Editoriali
Il circuito denuncia-indignazione mortifica, non risolve e deresponsabilizza
Se non è accompagnato da rimedi percepiti immediatamente come efficaci, alimenta un generalizzato senso di frustrazione e di protesta, una protesta a sua volta impotente perché, al di là degli effetti di trasversale delegittimazione, non produce a sua volta risultati. Hanno un bel da chiamarla antipolitica: il nesso è evidente.
L’Autorità nazionale anticorruzione, ci informa il presidente, è subissata di denunce a proposito di concorsi universitari: una corruzione diffusa che favorisce tra l’altro la fuga dei cervelli.
Segue mobilitazione mediatica, ulteriore delegittimazione della categoria, indignazione generalizzata, che tuttavia dura inevitabilmente lo spazio di qualche giorno.
In realtà, in questo come in altri campi, come ha ricordato lo stesso Raffaele Cantone, le norme giuste ci sono. Basta applicarle. Qui tuttavia sta il punto e per questo l’Autorità, unicum italiano non certo invidiabile, sembra diventata una sorta di ultima Thule dell’amministrazione e delle politiche pubbliche. La denuncia della corruzione è fondamentale, come si legge in uno dei grandi testi della letteratura universale, un celeberrimo passo del salmo 53, quando Davide cantava: “sono corrotti, fanno cose abominevoli: non c’è chi agisca bene”. Denuncia vibrante, che però è accompagnata necessariamente dall’indicazione del rimedio, che nel caso specifico è il ritorno a Dio, che poi è il ritorno di Dio. Senza scomodare il modello biblico, il vero punto della spirale denuncia-indignazione, affinché non resti uno schema retorico, è proprio il rimedio.
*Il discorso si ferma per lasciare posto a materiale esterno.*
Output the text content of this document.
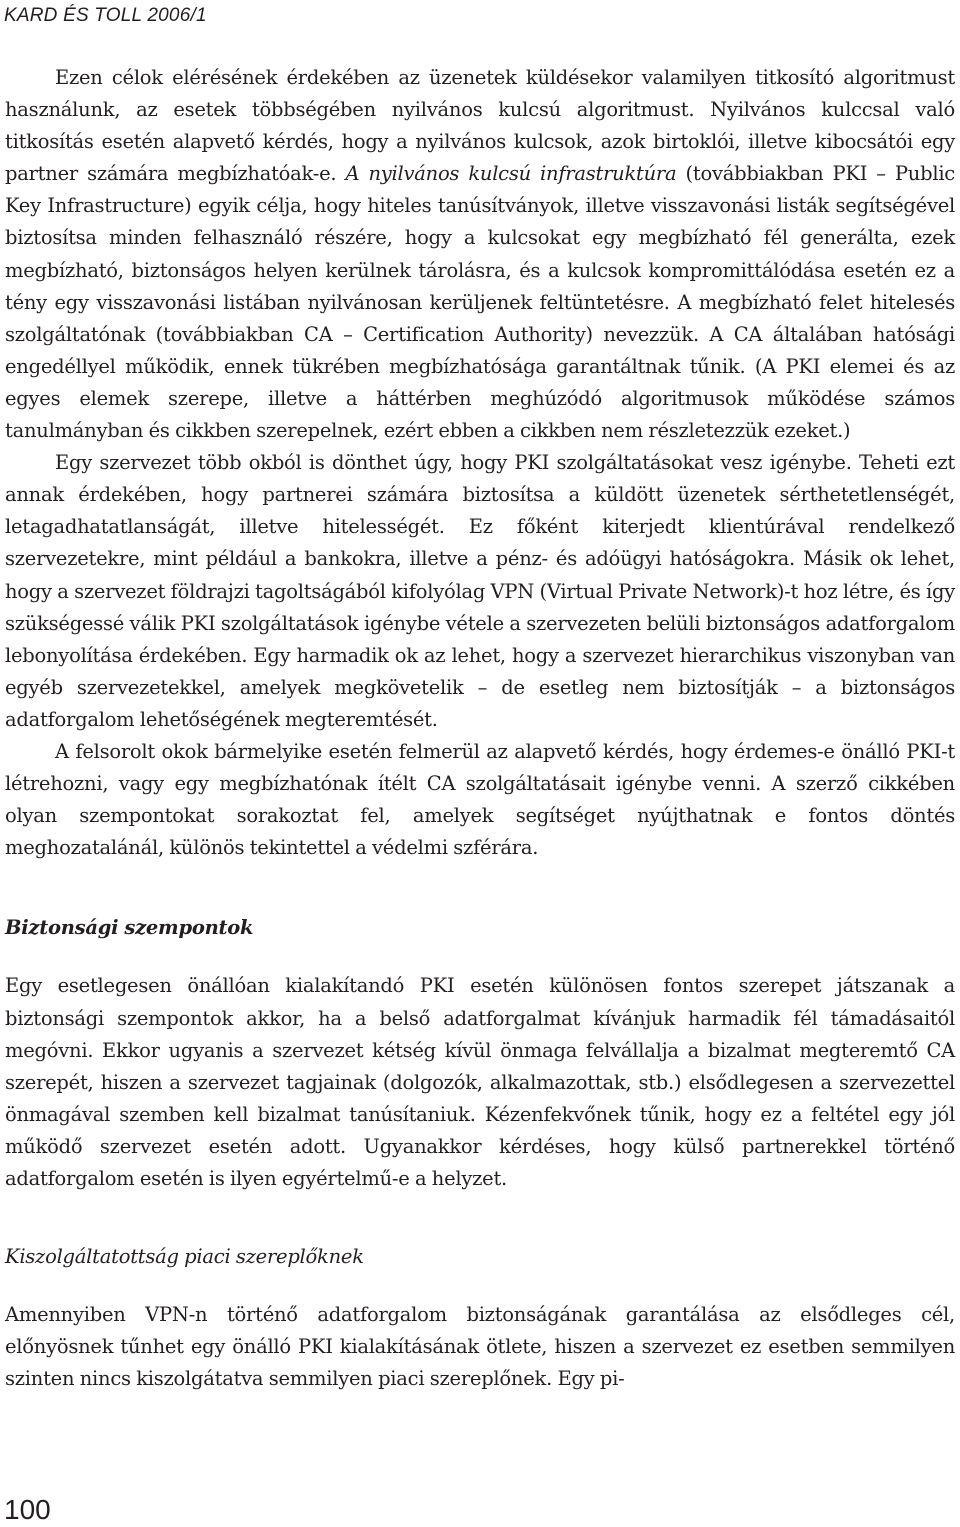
KARD ÉS TOLL 2006/1

Ezen célok elérésének érdekében az üzenetek küldésekor valamilyen titkosító algoritmust használunk, az esetek többségében nyilvános kulcsú algoritmust. Nyilvános kulccsal való titkosítás esetén alapvető kérdés, hogy a nyilvános kulcsok, azok birtoklói, illetve kibocsátói egy partner számára megbízhatóak-e. A nyilvános kulcsú infrastruktúra (továbbiakban PKI – Public Key Infrastructure) egyik célja, hogy hiteles tanúsítványok, illetve visszavonási listák segítségével biztosítsa minden felhasználó részére, hogy a kulcsokat egy megbízható fél generálta, ezek megbízható, biztonságos helyen kerülnek tárolásra, és a kulcsok kompromittálódása esetén ez a tény egy visszavonási listában nyilvánosan kerüljenek feltüntetésre. A megbízható felet hitelesés szolgáltatónak (továbbiakban CA – Certification Authority) nevezzük. A CA általában hatósági engedéllyel működik, ennek tükrében megbízhatósága garantáltnak tűnik. (A PKI elemei és az egyes elemek szerepe, illetve a háttérben meghúzódó algoritmusok működése számos tanulmányban és cikkben szerepelnek, ezért ebben a cikkben nem részletezzük ezeket.)

Egy szervezet több okból is dönthet úgy, hogy PKI szolgáltatásokat vesz igénybe. Teheti ezt annak érdekében, hogy partnerei számára biztosítsa a küldött üzenetek sérthetetlenségét, letagadhatatlanságát, illetve hitelességét. Ez főként kiterjedt klientúrával rendelkező szervezetekre, mint például a bankokra, illetve a pénz- és adóügyi hatóságokra. Másik ok lehet, hogy a szervezet földrajzi tagoltságából kifolyólag VPN (Virtual Private Network)-t hoz létre, és így szükségessé válik PKI szolgáltatások igénybe vétele a szervezeten belüli biztonságos adatforgalom lebonyolítása érdekében. Egy harmadik ok az lehet, hogy a szervezet hierarchikus viszonyban van egyéb szervezetekkel, amelyek megkövetelik – de esetleg nem biztosítják – a biztonságos adatforgalom lehetőségének megteremtését.

A felsorolt okok bármelyike esetén felmerül az alapvető kérdés, hogy érdemes-e önálló PKI-t létrehozni, vagy egy megbízhatónak ítélt CA szolgáltatásait igénybe venni. A szerző cikkében olyan szempontokat sorakoztat fel, amelyek segítséget nyújthatnak e fontos döntés meghozatalánál, különös tekintettel a védelmi szférára.

Biztonsági szempontok

Egy esetlegesen önállóan kialakítandó PKI esetén különösen fontos szerepet játszanak a biztonsági szempontok akkor, ha a belső adatforgalmat kívánjuk harmadik fél támadásaitól megóvni. Ekkor ugyanis a szervezet kétség kívül önmaga felvállalja a bizalmat megteremtő CA szerepét, hiszen a szervezet tagjainak (dolgozók, alkalmazottak, stb.) elsődlegesen a szervezettel önmagával szemben kell bizalmat tanúsítaniuk. Kézenfekvőnek tűnik, hogy ez a feltétel egy jól működő szervezet esetén adott. Ugyanakkor kérdéses, hogy külső partnerekkel történő adatforgalom esetén is ilyen egyértelmű-e a helyzet.

Kiszolgáltatottság piaci szereplőknek

Amennyiben VPN-n történő adatforgalom biztonságának garantálása az elsődleges cél, előnyösnek tűnhet egy önálló PKI kialakításának ötlete, hiszen a szervezet ez esetben semmilyen szinten nincs kiszolgátatva semmilyen piaci szereplőnek. Egy pi-

100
Perché il circuito denuncia-indignazione non accompagnato da rimedi percepiti immediatamente come efficaci, altro non alimenta che un generalizzato senso di frustrazione e di protesta, una protesta a sua volta impotente perché, al di là degli effetti di trasversale delegittimazione, non produce a sua volta risultati. Hanno un bel da chiamarla antipolitica: il nesso è evidente.
Si potessero risolvere tutte le questioni attraverso processi di verticalizzazione e conseguentemente di delega, come pure ci vuol persuadere una ideologia modernizzante in fondo nichilista, che sta erodendo la democrazia, avremmo la ricetta per superare ogni situazione di crisi. Purtroppo la crisi incattivisce e rischia di essere crisi della democrazia. Il pur meritorio lavoro dell’Anac d’altra parte dimostra come non sia ovviamente possibile affidare tutta l’amministrazione e tutti i rapporti cittadini-amministrazione al controllo di una competente Autorità. L’efficacia di azioni “straordinarie”, come fu per l’Expo, di cui si attendono ancora i bilanci, si valuta proprio in relazione all’ordinario. Che è il vero problema italiano. Per questo ci vuole tempo e ci vuole un orientamento coerente, responsabilizzando tutti. L’effetto perverso del circuito denuncia-indignazione, qualora non ci siano soluzioni concretamente operative, è proprio una deresponsabilizzazione collettiva, per cui la “colpa” è sempre dell’”altro”. “Continuiamo così, facciamoci del male”, diceva sul grande schermo di “Bianca”, nel 1984, uno stralunato Nanni Moretti a proposito di Mont Blanc, Sachertorte e cannoli siciliani. Non rassegnarci ad una continua coazione a ripetere tuttavia richiede un investimento in cultura e in etica pubblica, di cui però non si intravvedono ancora i profili.